Steven Soderbergh a beau avoir pris sa retraite cinématographique, son nom n’en demeure pas moins sur toutes les lèvres actuellement. Premièrement, car son dernier (télé)film en date et dont il est question aujourd’hui, « Ma vie avec Liberace » (« Behind the Candelabra » en VO), est attendu en ouverture du Festival du cinéma américain de Deauville 2013, après avoir été présenté à Cannes en mai dernier. Secondo, car il développe en ce moment même une série télé très attendue, « The Knick », avec Clive Owen dans le rôle principal.

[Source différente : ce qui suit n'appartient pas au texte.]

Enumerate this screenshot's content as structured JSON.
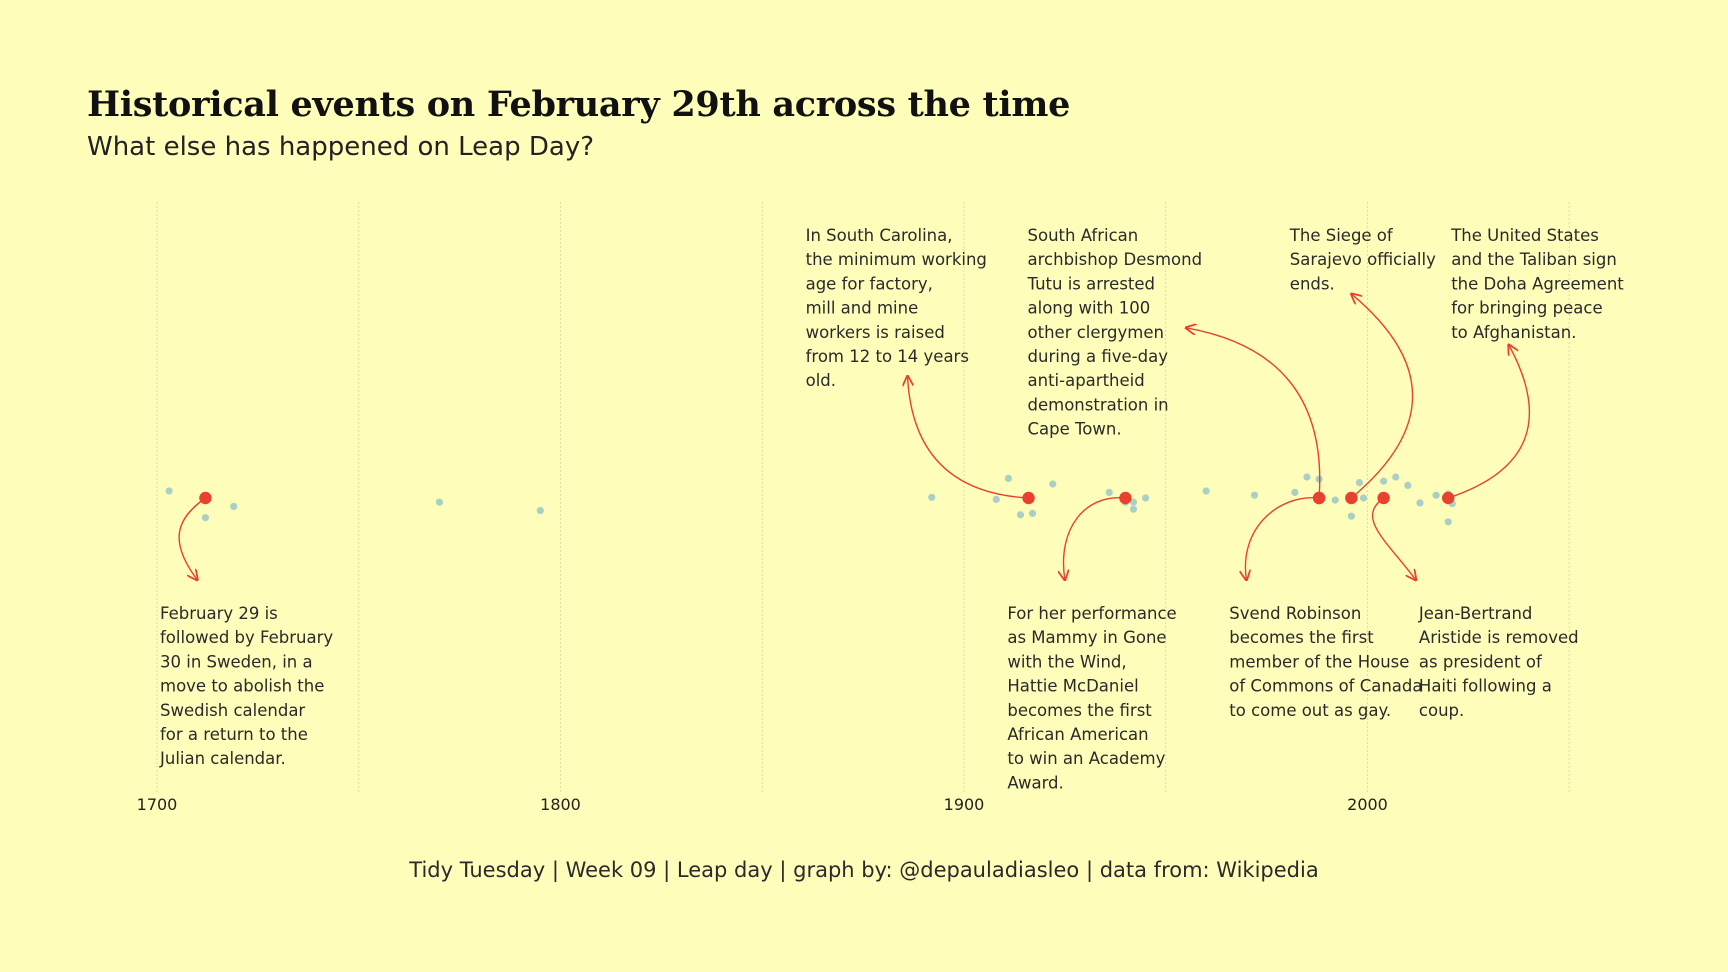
{
  "title": "Historical events on February 29th across the time",
  "subtitle": "What else has happened on Leap Day?",
  "caption": "Tidy Tuesday | Week 09 | Leap day | graph by: @depauladiasleo | data from: Wikipedia",
  "colors": {
    "background": "#FFFDBA",
    "highlight": "#E8412F",
    "point": "#A9CFC6",
    "grid": "#DEDCA8"
  },
  "chart_data": {
    "type": "scatter",
    "x_axis": {
      "min": 1700,
      "max": 2050,
      "ticks": [
        1700,
        1800,
        1900,
        2000
      ],
      "gridlines": [
        1700,
        1750,
        1800,
        1850,
        1900,
        1950,
        2000,
        2050
      ]
    },
    "background_points": [
      {
        "year": 1703,
        "j": 0.5
      },
      {
        "year": 1712,
        "j": -1.4
      },
      {
        "year": 1719,
        "j": -0.6
      },
      {
        "year": 1770,
        "j": -0.3
      },
      {
        "year": 1795,
        "j": -0.9
      },
      {
        "year": 1892,
        "j": 0.05
      },
      {
        "year": 1908,
        "j": -0.1
      },
      {
        "year": 1911,
        "j": 1.4
      },
      {
        "year": 1914,
        "j": -1.2
      },
      {
        "year": 1917,
        "j": -1.1
      },
      {
        "year": 1922,
        "j": 1.0
      },
      {
        "year": 1936,
        "j": 0.4
      },
      {
        "year": 1940,
        "j": -0.3
      },
      {
        "year": 1942,
        "j": -0.3
      },
      {
        "year": 1942,
        "j": -0.8
      },
      {
        "year": 1945,
        "j": 0.0
      },
      {
        "year": 1960,
        "j": 0.5
      },
      {
        "year": 1972,
        "j": 0.2
      },
      {
        "year": 1982,
        "j": 0.4
      },
      {
        "year": 1985,
        "j": 1.5
      },
      {
        "year": 1988,
        "j": 1.35
      },
      {
        "year": 1992,
        "j": -0.15
      },
      {
        "year": 1996,
        "j": -1.3
      },
      {
        "year": 1998,
        "j": 1.1
      },
      {
        "year": 1999,
        "j": 0.0
      },
      {
        "year": 2004,
        "j": 1.2
      },
      {
        "year": 2007,
        "j": 1.5
      },
      {
        "year": 2010,
        "j": 0.9
      },
      {
        "year": 2013,
        "j": -0.35
      },
      {
        "year": 2017,
        "j": 0.2
      },
      {
        "year": 2020,
        "j": 0.3
      },
      {
        "year": 2020,
        "j": -1.7
      },
      {
        "year": 2021,
        "j": -0.4
      }
    ],
    "highlighted_events": [
      {
        "year": 1712,
        "text": [
          "February 29 is",
          "followed by February",
          "30 in Sweden, in a",
          "move to abolish the",
          "Swedish calendar",
          "for a return to the",
          "Julian calendar."
        ],
        "side": "below",
        "label_year": 1700,
        "arrow": {
          "dir": -1,
          "to_year": 1710
        }
      },
      {
        "year": 1916,
        "text": [
          "In South Carolina,",
          "the minimum working",
          "age for factory,",
          "mill and mine",
          "workers is raised",
          "from 12 to 14 years",
          "old."
        ],
        "side": "above",
        "label_year": 1860,
        "arrow": {
          "to_year": 1886,
          "to_line": 6,
          "curv": -0.45
        }
      },
      {
        "year": 1940,
        "text": [
          "For her performance",
          "as Mammy in Gone",
          "with the Wind,",
          "Hattie McDaniel",
          "becomes the first",
          "African American",
          "to win an Academy",
          "Award."
        ],
        "side": "below",
        "label_year": 1910,
        "arrow": {
          "dir": 1,
          "to_year": 1925
        }
      },
      {
        "year": 1988,
        "text": [
          "South African",
          "archbishop Desmond",
          "Tutu is arrested",
          "along with 100",
          "other clergymen",
          "during a five-day",
          "anti-apartheid",
          "demonstration in",
          "Cape Town."
        ],
        "side": "above",
        "label_year": 1915,
        "arrow": {
          "to_year": 1955,
          "to_line": 4,
          "curv": 0.45
        }
      },
      {
        "year": 1988,
        "text": [
          "Svend Robinson",
          "becomes the first",
          "member of the House",
          "of Commons of Canada",
          "to come out as gay."
        ],
        "side": "below",
        "label_year": 1965,
        "arrow": {
          "dir": 1,
          "to_year": 1970
        }
      },
      {
        "year": 1996,
        "text": [
          "The Siege of",
          "Sarajevo officially",
          "ends."
        ],
        "side": "above",
        "label_year": 1980,
        "arrow": {
          "to_year": 1996,
          "to_line": 2.6,
          "curv": 0.6
        }
      },
      {
        "year": 2004,
        "text": [
          "Jean-Bertrand",
          "Aristide is removed",
          "as president of",
          "Haiti following a",
          "coup."
        ],
        "side": "below",
        "label_year": 2012,
        "arrow": {
          "dir": -1,
          "to_year": 2012
        }
      },
      {
        "year": 2020,
        "text": [
          "The United States",
          "and the Taliban sign",
          "the Doha Agreement",
          "for bringing peace",
          "to Afghanistan."
        ],
        "side": "above",
        "label_year": 2020,
        "arrow": {
          "to_year": 2035,
          "to_line": 4.7,
          "curv": 0.6
        }
      }
    ]
  }
}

Produit par la chaîne câblée HBO, avec le soutien de Jerry Weintraub, fidèle collaborateur de Soderbergh, ce téléfilm dramatique, écrit par Richard LaGravenese, d’après la biographie « Behind the Candelabra : My Life with Liberace » de Scott Thorson, est le premier de l’histoire du Festival de Cannes à avoir concouru pour la Palme d’or. Reparti injustement bredouille de la Croisette, « Ma Vie avec Liberace » est aujourd’hui présenté hors compétition officielle à Deauville et sera suivi d’une masterclass du maître.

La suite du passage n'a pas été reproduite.